The feminist poetry movement emerged as the women's movement did. It flourished in writing workshops and at open readings, on the kitchen tables, of self-publishing poets/activists, at political rallies, and in the work of established women poets who began slowly to transform their ideas about formal strategies and thematic possibilities.
By 1972 feminist poetry had a solid network of feminist publishing to sustain it, and its practitioners, including Judy Grahn and Adrienne Rich, were publishing poems that contemplated not just the common oppressions faced by women themselves.
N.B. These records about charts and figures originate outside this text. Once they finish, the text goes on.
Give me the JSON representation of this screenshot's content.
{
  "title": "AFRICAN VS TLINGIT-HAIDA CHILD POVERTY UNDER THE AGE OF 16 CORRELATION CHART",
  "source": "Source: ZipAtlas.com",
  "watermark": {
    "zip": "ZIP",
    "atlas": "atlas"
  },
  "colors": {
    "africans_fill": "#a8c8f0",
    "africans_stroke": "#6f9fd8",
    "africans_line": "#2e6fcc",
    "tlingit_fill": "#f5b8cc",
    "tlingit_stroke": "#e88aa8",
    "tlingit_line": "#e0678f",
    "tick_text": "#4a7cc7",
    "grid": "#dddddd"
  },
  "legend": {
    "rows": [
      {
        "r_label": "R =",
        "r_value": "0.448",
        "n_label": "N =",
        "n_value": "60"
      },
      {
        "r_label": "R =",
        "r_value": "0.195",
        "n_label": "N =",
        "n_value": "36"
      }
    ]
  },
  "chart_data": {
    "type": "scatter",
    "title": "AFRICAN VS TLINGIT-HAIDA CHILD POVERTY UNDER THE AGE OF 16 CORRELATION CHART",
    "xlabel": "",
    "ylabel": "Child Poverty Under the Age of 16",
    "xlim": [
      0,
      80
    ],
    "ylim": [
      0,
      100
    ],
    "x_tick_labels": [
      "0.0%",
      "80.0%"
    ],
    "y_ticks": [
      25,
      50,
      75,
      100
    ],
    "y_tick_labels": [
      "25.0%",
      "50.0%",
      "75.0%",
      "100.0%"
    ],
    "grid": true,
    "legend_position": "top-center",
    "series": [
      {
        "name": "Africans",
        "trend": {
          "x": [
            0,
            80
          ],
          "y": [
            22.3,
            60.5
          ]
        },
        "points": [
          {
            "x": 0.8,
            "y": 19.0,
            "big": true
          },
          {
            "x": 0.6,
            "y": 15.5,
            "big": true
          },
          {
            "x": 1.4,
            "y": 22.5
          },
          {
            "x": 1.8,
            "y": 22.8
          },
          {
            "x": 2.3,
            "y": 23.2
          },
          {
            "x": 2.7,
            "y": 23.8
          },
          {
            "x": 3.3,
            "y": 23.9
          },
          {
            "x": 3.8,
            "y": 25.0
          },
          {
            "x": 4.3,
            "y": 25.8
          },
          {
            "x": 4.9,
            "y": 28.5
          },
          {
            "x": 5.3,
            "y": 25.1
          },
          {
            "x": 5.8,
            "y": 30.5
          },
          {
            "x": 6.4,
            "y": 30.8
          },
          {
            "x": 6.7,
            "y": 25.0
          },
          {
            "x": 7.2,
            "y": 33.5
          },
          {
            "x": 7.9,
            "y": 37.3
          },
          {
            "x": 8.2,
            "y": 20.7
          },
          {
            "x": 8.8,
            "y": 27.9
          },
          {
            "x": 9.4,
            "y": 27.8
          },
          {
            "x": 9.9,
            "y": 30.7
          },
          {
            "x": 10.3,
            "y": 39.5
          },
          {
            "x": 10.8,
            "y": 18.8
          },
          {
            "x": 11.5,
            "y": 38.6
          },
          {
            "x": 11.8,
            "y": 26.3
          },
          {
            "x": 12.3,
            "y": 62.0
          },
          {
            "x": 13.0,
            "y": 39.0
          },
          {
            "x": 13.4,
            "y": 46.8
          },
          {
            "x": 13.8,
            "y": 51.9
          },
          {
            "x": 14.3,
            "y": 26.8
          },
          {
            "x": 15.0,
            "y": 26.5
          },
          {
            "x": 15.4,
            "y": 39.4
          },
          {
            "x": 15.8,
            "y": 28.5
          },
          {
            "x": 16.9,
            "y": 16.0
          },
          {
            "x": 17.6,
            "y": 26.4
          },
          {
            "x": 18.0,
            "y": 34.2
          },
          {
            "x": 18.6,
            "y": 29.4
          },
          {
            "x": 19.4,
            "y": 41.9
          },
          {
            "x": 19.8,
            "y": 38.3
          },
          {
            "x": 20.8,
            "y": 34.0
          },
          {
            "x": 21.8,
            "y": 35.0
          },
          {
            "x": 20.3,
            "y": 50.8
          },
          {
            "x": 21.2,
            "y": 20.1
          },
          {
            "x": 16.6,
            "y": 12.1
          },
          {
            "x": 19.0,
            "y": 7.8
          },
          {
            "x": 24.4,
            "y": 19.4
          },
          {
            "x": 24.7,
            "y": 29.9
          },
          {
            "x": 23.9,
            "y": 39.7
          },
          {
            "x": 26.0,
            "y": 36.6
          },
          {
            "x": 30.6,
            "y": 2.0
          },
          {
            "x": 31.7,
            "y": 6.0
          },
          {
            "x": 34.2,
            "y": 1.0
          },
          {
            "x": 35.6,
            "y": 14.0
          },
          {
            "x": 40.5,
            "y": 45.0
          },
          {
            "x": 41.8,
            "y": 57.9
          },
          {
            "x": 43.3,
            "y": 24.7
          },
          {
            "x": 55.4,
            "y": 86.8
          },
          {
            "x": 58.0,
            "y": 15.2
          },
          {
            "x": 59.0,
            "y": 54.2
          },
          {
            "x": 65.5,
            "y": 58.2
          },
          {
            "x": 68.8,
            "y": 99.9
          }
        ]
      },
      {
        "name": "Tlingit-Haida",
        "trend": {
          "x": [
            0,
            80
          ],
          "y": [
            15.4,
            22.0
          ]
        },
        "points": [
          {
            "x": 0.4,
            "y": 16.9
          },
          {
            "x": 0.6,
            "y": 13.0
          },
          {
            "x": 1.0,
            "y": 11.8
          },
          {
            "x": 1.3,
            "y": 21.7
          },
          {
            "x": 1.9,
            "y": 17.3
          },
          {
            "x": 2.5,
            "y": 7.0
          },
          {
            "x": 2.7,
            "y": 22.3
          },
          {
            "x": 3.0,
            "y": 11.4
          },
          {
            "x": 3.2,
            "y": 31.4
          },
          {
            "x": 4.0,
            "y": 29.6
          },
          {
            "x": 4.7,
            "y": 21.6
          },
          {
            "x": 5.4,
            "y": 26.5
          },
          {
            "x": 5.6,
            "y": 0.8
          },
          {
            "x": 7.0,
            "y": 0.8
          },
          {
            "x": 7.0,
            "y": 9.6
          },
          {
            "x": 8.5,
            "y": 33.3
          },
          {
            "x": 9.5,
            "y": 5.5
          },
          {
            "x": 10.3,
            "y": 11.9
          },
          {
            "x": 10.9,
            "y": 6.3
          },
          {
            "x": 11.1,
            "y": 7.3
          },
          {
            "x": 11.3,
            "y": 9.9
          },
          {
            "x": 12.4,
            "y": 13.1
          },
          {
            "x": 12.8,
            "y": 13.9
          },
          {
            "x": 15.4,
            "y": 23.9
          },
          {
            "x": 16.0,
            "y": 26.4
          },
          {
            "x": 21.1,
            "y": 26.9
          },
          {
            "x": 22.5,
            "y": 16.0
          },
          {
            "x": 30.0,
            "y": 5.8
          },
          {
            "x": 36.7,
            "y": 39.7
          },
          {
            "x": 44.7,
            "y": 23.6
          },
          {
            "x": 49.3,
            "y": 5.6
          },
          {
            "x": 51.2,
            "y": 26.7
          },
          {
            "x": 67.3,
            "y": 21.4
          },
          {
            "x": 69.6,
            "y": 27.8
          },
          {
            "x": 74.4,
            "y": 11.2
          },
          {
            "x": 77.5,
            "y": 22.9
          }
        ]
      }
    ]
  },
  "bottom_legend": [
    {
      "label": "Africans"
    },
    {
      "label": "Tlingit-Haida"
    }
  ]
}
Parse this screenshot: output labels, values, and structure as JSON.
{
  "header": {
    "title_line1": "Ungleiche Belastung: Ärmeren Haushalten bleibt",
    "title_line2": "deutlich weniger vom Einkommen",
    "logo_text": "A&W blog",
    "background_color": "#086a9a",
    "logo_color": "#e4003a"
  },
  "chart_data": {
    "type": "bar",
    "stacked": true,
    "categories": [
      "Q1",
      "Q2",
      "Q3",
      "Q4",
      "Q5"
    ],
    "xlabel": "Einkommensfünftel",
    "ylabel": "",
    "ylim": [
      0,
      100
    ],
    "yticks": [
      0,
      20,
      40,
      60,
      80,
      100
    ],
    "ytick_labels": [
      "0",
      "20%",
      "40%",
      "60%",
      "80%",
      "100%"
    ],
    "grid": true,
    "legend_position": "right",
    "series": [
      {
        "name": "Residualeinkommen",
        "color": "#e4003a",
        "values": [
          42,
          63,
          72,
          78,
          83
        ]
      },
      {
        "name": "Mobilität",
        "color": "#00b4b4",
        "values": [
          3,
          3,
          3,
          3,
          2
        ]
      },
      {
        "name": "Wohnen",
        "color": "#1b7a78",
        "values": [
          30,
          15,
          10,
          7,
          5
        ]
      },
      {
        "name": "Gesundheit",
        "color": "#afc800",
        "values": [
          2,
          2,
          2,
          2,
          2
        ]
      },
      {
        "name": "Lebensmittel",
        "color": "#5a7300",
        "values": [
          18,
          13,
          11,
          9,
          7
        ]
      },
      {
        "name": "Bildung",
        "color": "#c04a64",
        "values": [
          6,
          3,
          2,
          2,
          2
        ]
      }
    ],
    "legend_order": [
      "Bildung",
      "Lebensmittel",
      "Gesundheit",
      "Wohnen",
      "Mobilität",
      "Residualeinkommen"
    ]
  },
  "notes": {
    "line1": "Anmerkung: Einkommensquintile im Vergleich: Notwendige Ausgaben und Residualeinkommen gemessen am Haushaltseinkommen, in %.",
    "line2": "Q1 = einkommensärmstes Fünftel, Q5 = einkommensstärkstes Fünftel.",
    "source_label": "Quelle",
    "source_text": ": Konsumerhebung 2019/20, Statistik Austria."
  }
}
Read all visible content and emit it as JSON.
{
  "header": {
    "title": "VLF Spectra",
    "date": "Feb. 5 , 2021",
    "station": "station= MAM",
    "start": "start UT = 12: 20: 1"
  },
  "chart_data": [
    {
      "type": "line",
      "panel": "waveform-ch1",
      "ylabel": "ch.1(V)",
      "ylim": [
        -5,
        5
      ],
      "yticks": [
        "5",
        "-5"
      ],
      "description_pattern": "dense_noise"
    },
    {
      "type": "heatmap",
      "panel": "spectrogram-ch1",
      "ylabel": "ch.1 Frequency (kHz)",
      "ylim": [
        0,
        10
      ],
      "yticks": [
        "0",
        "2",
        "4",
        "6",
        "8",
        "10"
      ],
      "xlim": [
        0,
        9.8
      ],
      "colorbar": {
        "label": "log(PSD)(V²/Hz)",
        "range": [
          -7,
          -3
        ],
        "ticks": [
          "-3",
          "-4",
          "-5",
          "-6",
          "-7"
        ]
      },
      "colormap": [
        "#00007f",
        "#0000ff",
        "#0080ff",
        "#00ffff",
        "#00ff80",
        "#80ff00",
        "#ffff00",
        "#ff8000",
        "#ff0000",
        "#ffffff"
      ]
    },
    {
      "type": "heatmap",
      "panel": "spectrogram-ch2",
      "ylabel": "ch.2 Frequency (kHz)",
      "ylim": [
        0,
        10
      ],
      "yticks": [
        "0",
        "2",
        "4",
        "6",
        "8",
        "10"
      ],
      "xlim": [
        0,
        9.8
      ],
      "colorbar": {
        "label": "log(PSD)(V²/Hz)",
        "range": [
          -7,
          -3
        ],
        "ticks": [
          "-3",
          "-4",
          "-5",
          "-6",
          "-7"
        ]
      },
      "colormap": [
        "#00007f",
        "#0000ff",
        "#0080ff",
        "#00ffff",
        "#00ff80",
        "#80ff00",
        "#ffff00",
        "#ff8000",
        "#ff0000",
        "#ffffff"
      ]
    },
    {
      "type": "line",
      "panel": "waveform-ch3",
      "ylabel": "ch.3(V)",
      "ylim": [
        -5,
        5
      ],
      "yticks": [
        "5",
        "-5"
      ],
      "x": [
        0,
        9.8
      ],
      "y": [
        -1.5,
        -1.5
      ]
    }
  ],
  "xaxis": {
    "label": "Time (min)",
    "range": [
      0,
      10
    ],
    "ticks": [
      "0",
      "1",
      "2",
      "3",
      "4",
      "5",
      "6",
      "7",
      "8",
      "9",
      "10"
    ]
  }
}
This book explores the roots of this movement in the upheavals in American poetry in the 1960s and charts the central components of feminist poetry as they grew out of this period and as they were influenced by important, even revolutionary, women poets--like Emily Dickinson and Muriel Rukeyser--who had gone before. By looking not only at the volumes of poetry that emerged in the 1970s, but also at the abundant women's journals and newspapers that relied on poetry as a mainstay of expression during the period, this book demonstrates the central role that feminist poetry played in forwarding the goals and spirit of the women's movement. It also explores how this movement's early ideas and practices sustained it through periods of social and governmental backlash.
Readings of six representative poets--Judy Grahn, June Jordan, Gloria Anzaldua, Irena Klepfisz, Joy Harjo, and Minnie Bruce Pratt--are also offered here.
These provide a close look at the ways feminist poets not only have successfully proven that a woman can be a poet but also have contributed important practices from their respective cultural traditions and affirmed the necessity to recognize differences between women themselves.
The result is a full portrait of both the roots of feminist poetry in diverse American literary and cultural traditions and the substantial influence feminist poetry wields in the increasingly diverse contemporary poetry scene.